Here are stores that sell the delicacies of Central Europe and pastry shops where fat, but stylishly turned-out women gorge on rich chocolate sweetmeats washed down by the white wines of Tokay, the Rhine and Moselle.

This part of town was once one of New York's finest. Riverside Drive is one of the grand avenues of the world, with a view across the broad Hudson toward the palisades of New Jersey.

The castle of Charles M. Schwab has been demolished. The fine tree-lined West End Avenue, and upper Broadway with its grassy center lane, all are frayed and frowzy.

Now a score of small and medium-sized clubs purvey what purports to be the food and entertainment of Vienna, Budapest, Bucharest, Prague and Sofia.

But it mostly boils down to a gypsy fiddle and a bowl of goulash.

d.—Little Italy

Not long ago, the center of Italian life was Mulberry Street, near the historic Five Points and police headquarters.
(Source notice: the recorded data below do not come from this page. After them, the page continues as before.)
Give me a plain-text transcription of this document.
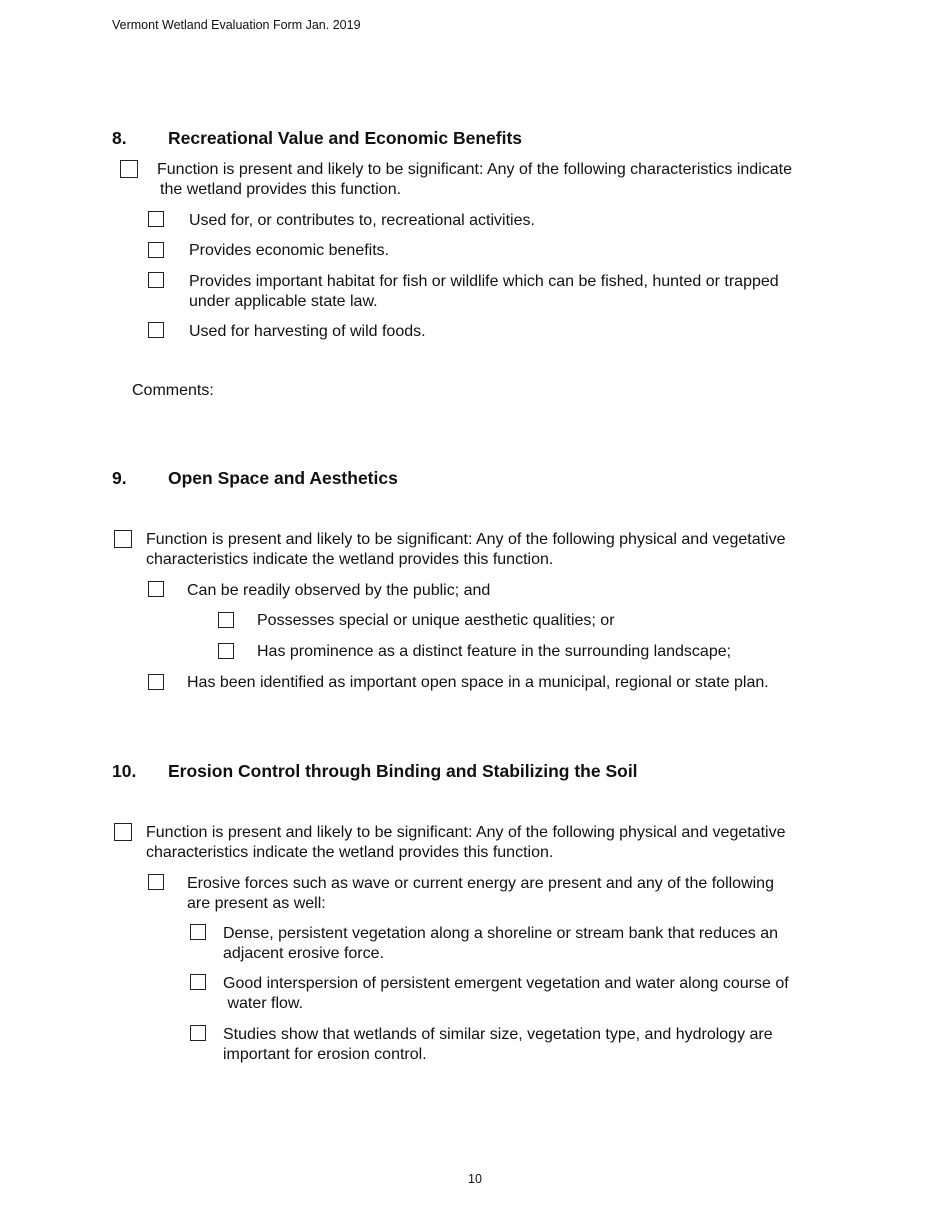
Vermont Wetland Evaluation Form Jan. 2019
8. Recreational Value and Economic Benefits
Function is present and likely to be significant: Any of the following characteristics indicate
the wetland provides this function.
Used for, or contributes to, recreational activities.
Provides economic benefits.
Provides important habitat for fish or wildlife which can be fished, hunted or trapped
under applicable state law.
Used for harvesting of wild foods.
Comments:
9. Open Space and Aesthetics
Function is present and likely to be significant: Any of the following physical and vegetative
characteristics indicate the wetland provides this function.
Can be readily observed by the public; and
Possesses special or unique aesthetic qualities; or
Has prominence as a distinct feature in the surrounding landscape;
Has been identified as important open space in a municipal, regional or state plan.
10. Erosion Control through Binding and Stabilizing the Soil
Function is present and likely to be significant: Any of the following physical and vegetative
characteristics indicate the wetland provides this function.
Erosive forces such as wave or current energy are present and any of the following
are present as well:
Dense, persistent vegetation along a shoreline or stream bank that reduces an
adjacent erosive force.
Good interspersion of persistent emergent vegetation and water along course of
water flow.
Studies show that wetlands of similar size, vegetation type, and hydrology are
important for erosion control.
10
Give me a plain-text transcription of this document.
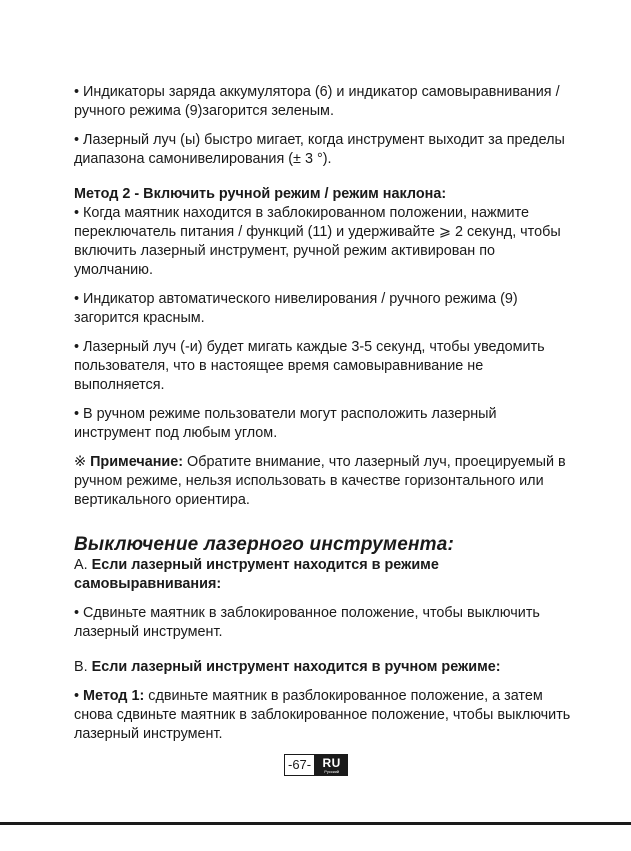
• Индикаторы заряда аккумулятора (6) и индикатор самовыравнивания / ручного режима (9)загорится зеленым.

• Лазерный луч (ы) быстро мигает, когда инструмент выходит за пределы диапазона самонивелирования (± 3 °).

Метод 2 - Включить ручной режим / режим наклона:

• Когда маятник находится в заблокированном положении, нажмите переключатель питания / функций (11) и удерживайте ⩾ 2 секунд, чтобы включить лазерный инструмент, ручной режим активирован по умолчанию.

• Индикатор автоматического нивелирования / ручного режима (9) загорится красным.

• Лазерный луч (-и) будет мигать каждые 3-5 секунд, чтобы уведомить пользователя, что в настоящее время самовыравнивание не выполняется.

• В ручном режиме пользователи могут расположить лазерный инструмент под любым углом.

※ Примечание: Обратите внимание, что лазерный луч, проецируемый в ручном режиме, нельзя использовать в качестве горизонтального или вертикального ориентира.

Выключение лазерного инструмента:

A. Если лазерный инструмент находится в режиме самовыравнивания:

• Сдвиньте маятник в заблокированное положение, чтобы выключить лазерный инструмент.

B. Если лазерный инструмент находится в ручном режиме:

• Метод 1: сдвиньте маятник в разблокированное положение, а затем снова сдвиньте маятник в заблокированное положение, чтобы выключить лазерный инструмент.

-67- RU
Русский
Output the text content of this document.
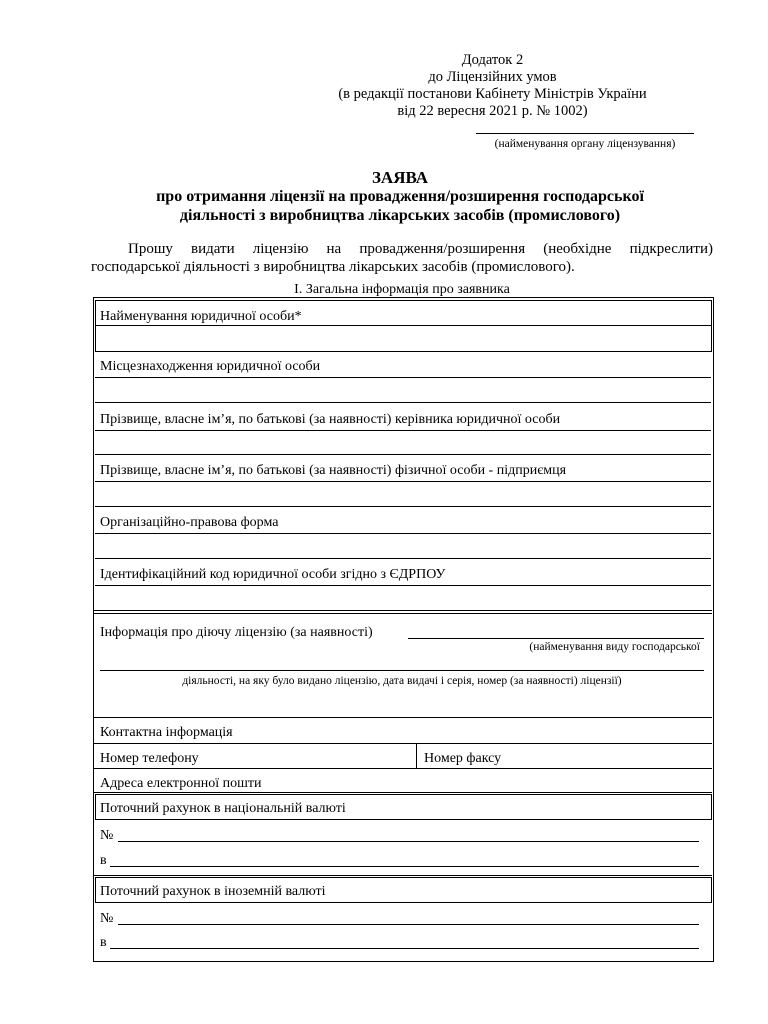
Додаток 2
до Ліцензійних умов
(в редакції постанови Кабінету Міністрів України
від 22 вересня 2021 р. № 1002)
(найменування органу ліцензування)
ЗАЯВА
про отримання ліцензії на провадження/розширення господарської
діяльності з виробництва лікарських засобів (промислового)
Прошу видати ліцензію на провадження/розширення (необхідне підкреслити)
господарської діяльності з виробництва лікарських засобів (промислового).
I. Загальна інформація про заявника
Найменування юридичної особи*
Місцезнаходження юридичної особи
Прізвище, власне ім’я, по батькові (за наявності) керівника юридичної особи
Прізвище, власне ім’я, по батькові (за наявності) фізичної особи - підприємця
Організаційно-правова форма
Ідентифікаційний код юридичної особи згідно з ЄДРПОУ
Інформація про діючу ліцензію (за наявності)
(найменування виду господарської
діяльності, на яку було видано ліцензію, дата видачі і серія, номер (за наявності) ліцензії)
Контактна інформація
Номер телефону	Номер факсу
Адреса електронної пошти
Поточний рахунок в національній валюті
№
в
Поточний рахунок в іноземній валюті
№
в
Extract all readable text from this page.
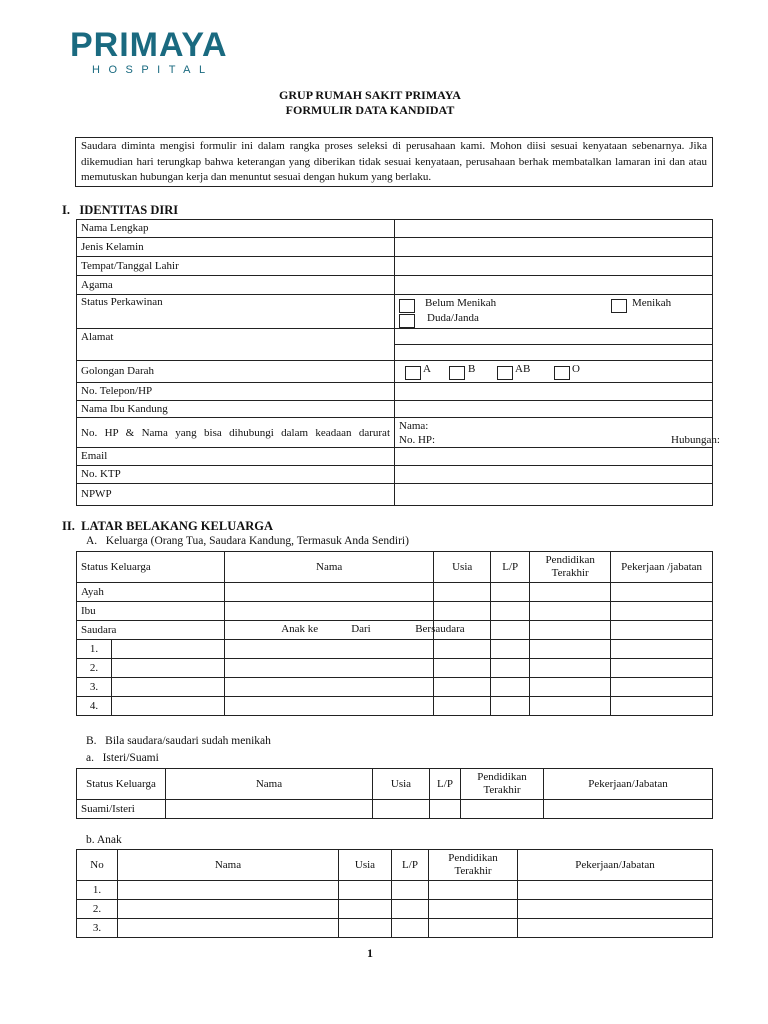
PRIMAYA
HOSPITAL
GRUP RUMAH SAKIT PRIMAYA
FORMULIR DATA KANDIDAT
Saudara diminta mengisi formulir ini dalam rangka proses seleksi di perusahaan kami. Mohon diisi sesuai kenyataan sebenarnya. Jika dikemudian hari terungkap bahwa keterangan yang diberikan tidak sesuai kenyataan, perusahaan berhak membatalkan lamaran ini dan atau memutuskan hubungan kerja dan menuntut sesuai dengan hukum yang berlaku.
I.   IDENTITAS DIRI
Nama Lengkap	
Jenis Kelamin	
Tempat/Tanggal Lahir	
Agama	
Status Perkawinan	Belum Menikah Menikah
Duda/Janda

Alamat	

Golongan Darah	A B AB O

No. Telepon/HP	
Nama Ibu Kandung	
No. HP & Nama yang bisa dihubungi dalam keadaan darurat	Nama:
No. HP: Hubungan:

Email	
No. KTP	
NPWP	
II.  LATAR BELAKANG KELUARGA
A.   Keluarga (Orang Tua, Saudara Kandung, Termasuk Anda Sendiri)
Status Keluarga		Nama	Usia	L/P	Pendidikan Terakhir	Pekerjaan /jabatan
Ayah						
Ibu						
Saudara		Anak ke Dari Bersaudara				

1.						
2.						
3.						
4.						
B.   Bila saudara/saudari sudah menikah
a.   Isteri/Suami
Status Keluarga	Nama	Usia	L/P	Pendidikan Terakhir	Pekerjaan/Jabatan
Suami/Isteri					
b. Anak
No	Nama	Usia	L/P	Pendidikan Terakhir	Pekerjaan/Jabatan
1.					
2.					
3.					
1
Here one went in search of such Italian delicacies as pizza and ravioli.

In the years between the two World Wars, older immigrants gradually became Americanized. Italians, last of the large racial groups before the Puerto Ricans came to colonize, soon became one of the most populous and most dominant minorities.

Little Italys took root all over the five boroughs. Italian restaurants blossomed forth in every part of town, to run the Chinese chop suey parlors a close race for the trade of those who like exotic foods.

The sons and daughters of Italy went into show business, trade and politics, and their domination extended to vice, crime and gangsterism, but also to the sciences and fine arts.